Gewiß wird mancher sagen: Nun ja, aber imponieren wird mir doch nicht diese Welt der Augen und Ohren! Die Welt des physischen Planes, die ich um mich habe, ist groß, aber die Welt der Augen und Ohren ist klein; da schaue ich in eine kleine Welt hinein. — Das aber ist eine Maja! Was Sie überschauen, wenn Sie in Ihrem eigenen Ohre drinnen sind, wenn Sie in Ihrem eigenen Auge drinnen sind, ist viel größer, viel voller als die äußere physische Welt; da haben Sie eine viel reichere Welt um sich herum.

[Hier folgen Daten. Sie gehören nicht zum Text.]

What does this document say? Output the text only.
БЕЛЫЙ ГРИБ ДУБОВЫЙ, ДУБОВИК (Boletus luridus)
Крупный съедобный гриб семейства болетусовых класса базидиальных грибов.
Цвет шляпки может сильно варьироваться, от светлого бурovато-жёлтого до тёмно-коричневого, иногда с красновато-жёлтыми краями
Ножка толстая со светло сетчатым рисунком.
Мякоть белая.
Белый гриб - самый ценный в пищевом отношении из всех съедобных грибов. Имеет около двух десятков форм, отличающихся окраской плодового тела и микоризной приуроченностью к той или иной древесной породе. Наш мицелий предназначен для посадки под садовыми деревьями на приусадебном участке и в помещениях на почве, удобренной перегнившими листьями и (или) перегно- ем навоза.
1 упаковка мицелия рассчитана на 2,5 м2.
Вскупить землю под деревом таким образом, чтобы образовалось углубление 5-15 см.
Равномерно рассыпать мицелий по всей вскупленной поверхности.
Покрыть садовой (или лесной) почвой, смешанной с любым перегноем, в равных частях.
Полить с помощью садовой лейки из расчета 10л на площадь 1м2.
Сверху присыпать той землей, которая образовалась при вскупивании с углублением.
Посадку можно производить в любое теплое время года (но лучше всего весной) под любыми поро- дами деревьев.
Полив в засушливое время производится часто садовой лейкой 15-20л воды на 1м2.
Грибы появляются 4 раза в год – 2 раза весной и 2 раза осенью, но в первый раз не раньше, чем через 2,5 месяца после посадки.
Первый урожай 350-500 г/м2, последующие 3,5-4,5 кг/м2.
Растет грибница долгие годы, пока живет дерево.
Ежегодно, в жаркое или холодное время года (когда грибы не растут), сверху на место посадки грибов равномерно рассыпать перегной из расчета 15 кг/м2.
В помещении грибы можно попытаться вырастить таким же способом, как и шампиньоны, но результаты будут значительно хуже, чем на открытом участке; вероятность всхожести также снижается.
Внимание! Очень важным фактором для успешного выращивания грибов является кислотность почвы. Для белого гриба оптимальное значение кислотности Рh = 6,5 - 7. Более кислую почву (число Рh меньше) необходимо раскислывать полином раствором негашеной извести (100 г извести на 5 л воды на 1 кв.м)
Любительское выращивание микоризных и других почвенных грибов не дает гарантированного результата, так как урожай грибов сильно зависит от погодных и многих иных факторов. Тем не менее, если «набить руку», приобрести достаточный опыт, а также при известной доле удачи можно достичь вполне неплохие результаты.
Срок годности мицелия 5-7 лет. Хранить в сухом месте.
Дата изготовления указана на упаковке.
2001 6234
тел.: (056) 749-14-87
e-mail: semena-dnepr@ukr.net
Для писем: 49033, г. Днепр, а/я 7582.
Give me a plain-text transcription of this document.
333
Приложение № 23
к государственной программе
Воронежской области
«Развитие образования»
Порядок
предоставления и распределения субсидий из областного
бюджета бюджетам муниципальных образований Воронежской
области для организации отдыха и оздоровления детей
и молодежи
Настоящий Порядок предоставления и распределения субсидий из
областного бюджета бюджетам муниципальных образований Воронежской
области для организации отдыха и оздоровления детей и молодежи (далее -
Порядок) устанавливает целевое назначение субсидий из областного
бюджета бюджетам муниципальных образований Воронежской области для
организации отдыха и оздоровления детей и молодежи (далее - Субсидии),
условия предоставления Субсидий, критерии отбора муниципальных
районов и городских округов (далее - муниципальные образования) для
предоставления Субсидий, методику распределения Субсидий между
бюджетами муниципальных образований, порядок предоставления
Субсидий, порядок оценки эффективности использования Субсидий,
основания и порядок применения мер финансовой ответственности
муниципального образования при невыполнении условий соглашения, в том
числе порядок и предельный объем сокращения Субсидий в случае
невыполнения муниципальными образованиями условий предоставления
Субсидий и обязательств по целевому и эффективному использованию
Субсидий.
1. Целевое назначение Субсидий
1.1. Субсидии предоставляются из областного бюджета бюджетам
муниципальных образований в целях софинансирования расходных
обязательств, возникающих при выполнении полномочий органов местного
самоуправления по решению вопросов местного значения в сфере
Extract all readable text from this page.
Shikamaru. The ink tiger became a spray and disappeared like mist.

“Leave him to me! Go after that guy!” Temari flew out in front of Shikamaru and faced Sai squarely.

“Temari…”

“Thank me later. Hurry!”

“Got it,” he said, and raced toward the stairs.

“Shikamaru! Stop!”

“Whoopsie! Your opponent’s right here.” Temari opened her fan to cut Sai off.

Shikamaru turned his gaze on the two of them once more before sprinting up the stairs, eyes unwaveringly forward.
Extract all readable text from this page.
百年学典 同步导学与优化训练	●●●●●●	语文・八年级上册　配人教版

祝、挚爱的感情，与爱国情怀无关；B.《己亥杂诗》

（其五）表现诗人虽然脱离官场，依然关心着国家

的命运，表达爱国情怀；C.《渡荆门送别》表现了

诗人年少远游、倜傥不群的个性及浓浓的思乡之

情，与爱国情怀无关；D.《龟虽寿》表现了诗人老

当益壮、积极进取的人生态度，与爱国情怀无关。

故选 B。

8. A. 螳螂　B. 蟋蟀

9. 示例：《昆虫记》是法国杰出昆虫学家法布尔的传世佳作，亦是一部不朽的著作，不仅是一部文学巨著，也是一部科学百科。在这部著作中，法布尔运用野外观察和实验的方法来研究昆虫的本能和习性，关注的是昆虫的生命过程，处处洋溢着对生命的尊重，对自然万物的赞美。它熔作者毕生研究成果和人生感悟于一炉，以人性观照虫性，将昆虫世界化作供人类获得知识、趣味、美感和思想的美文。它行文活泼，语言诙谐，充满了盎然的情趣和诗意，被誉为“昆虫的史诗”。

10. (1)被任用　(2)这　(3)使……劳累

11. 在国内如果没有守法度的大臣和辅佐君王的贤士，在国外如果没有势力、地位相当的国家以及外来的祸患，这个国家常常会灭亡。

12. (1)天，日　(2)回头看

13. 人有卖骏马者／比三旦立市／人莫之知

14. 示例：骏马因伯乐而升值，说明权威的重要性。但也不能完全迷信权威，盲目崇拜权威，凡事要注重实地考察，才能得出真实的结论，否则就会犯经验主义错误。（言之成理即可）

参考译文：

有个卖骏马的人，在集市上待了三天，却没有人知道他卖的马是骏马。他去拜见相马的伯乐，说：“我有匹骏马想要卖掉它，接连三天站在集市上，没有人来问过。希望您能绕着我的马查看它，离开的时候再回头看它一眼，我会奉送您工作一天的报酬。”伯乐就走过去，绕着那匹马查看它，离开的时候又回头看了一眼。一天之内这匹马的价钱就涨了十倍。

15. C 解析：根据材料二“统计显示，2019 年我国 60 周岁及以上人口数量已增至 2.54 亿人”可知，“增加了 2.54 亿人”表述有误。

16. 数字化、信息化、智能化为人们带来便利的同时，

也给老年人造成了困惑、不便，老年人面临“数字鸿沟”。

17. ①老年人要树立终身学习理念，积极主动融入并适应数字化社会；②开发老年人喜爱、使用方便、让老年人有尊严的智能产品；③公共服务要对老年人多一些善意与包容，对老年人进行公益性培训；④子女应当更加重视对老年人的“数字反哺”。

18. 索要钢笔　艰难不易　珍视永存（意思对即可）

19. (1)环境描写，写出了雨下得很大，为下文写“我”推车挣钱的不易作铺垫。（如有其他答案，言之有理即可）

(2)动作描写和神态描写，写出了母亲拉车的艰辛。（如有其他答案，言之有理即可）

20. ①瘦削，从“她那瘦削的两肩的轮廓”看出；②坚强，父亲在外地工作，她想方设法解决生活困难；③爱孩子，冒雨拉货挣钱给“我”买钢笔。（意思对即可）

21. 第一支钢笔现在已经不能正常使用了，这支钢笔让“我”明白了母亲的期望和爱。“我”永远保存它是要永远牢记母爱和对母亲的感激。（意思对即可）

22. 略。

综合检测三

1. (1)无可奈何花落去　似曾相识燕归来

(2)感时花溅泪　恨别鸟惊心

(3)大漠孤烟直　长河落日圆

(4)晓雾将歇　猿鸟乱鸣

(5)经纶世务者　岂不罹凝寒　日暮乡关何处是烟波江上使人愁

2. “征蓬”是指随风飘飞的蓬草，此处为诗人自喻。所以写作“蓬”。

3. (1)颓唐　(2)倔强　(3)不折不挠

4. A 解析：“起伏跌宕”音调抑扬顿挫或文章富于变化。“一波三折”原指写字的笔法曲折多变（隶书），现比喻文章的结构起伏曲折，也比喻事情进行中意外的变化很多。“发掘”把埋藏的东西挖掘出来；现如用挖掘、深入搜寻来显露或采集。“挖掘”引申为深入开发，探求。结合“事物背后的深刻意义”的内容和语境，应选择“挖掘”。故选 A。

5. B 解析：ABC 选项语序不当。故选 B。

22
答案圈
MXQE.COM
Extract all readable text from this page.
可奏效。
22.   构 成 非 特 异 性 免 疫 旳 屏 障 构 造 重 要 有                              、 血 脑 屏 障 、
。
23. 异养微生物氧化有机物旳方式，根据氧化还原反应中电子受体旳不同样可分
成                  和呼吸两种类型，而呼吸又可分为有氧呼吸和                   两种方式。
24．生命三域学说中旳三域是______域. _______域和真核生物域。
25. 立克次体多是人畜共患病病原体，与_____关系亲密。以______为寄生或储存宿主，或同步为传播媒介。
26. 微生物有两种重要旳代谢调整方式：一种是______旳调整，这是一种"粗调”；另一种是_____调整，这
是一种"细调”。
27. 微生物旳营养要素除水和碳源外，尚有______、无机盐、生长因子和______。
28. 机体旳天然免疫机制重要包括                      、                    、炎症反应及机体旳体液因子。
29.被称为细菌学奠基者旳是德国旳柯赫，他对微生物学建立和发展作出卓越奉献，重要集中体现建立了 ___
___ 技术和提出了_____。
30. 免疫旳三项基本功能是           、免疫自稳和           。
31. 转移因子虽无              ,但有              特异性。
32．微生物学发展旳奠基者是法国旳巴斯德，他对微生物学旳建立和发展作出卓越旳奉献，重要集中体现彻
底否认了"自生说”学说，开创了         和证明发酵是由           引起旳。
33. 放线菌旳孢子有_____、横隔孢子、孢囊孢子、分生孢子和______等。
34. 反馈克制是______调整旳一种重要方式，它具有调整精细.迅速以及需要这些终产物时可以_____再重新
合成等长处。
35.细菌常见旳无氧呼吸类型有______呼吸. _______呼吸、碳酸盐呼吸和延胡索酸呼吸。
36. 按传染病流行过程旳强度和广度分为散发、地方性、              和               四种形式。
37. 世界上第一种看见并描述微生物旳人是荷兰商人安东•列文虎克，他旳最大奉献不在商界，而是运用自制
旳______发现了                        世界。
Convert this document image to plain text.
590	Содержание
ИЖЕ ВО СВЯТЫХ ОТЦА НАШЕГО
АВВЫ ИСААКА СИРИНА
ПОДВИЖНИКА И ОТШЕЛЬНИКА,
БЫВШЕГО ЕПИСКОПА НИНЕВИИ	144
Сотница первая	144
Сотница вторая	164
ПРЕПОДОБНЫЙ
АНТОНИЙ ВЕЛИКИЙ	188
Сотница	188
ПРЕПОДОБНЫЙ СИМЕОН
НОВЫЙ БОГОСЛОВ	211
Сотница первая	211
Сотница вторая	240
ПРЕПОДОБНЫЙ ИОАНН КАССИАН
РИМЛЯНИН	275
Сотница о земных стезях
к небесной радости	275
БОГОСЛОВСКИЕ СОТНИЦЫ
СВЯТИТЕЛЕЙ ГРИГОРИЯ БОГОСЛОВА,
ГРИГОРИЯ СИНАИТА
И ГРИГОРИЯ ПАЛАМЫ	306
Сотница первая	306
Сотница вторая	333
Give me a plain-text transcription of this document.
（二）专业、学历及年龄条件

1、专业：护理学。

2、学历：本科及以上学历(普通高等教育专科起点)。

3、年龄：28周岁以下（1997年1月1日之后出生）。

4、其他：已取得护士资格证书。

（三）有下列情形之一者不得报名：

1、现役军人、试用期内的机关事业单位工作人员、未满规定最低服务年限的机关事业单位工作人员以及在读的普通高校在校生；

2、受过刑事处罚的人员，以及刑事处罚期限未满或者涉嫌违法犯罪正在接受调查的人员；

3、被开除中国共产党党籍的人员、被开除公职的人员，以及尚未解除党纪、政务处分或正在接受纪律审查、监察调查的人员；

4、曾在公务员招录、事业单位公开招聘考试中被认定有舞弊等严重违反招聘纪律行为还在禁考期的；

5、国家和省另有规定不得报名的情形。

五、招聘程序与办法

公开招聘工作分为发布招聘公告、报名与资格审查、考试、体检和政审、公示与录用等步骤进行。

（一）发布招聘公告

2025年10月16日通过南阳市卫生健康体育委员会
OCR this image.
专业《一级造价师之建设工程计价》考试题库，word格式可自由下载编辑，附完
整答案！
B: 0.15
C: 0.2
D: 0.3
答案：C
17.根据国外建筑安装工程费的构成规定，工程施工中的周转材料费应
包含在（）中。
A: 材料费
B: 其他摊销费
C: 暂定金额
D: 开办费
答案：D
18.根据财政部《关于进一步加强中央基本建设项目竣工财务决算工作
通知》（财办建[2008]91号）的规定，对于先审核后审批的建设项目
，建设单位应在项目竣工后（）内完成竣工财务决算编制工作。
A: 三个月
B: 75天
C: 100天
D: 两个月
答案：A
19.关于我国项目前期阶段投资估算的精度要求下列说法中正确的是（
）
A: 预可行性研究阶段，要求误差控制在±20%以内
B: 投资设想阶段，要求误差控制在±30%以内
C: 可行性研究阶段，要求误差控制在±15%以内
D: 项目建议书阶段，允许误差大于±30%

Und dann erst, wenn man durch diese Region durchgegangen ist, kommt man in die Region der vier Elemente. Wir haben ja von all diesen Eigentümlichkeiten der einzelnen Elemente auch gesprochen. Dann erst fühlt man sich darinnen im Erdigen, im Wässerigen, Luftförmigen und Wärmeartigen.

So wie der Mensch seine Sinne kennt, kennt er sie von außen, aber hier lernt er sie von innen kennen. Also er geht hier mit dem Bewußtsein von innen in das Auge hinein, durchbricht dann das Auge, und so durch das Auge brechend, kommt er in die vier Elemente hinein. Er kann auch durch das Ohr durchbrechen oder durch den Geschmackssinn. Von diesen Elementen ist der Mensch fortwährend umgeben, aber er weiß doch nicht, wie sie innerlich sind. Wie sie innerlich sind, das kann man nicht sehen mit den äußeren Sinnesorganen; da muß man zuerst aus diesen Sinnesorganen herauskommen, aber von innen, muß sie dann wieder wie durch Tore verlassen, muß hinaussteigen durch seine Augen und seine Ohren. Da schlüpft man also durch das Auge durch, schlüpft durch das Ohr durch und kommt dann in die Region der Elemente hinein. Dadurch lernt man kennen, was in dieser Region der Elemente selber als Geistiges lebt: also die verschiedenen Arten von Naturgeistern und diejenigen Wesenheiten, die zu den an die Menschen zunächst angrenzenden Hierarchien gehören.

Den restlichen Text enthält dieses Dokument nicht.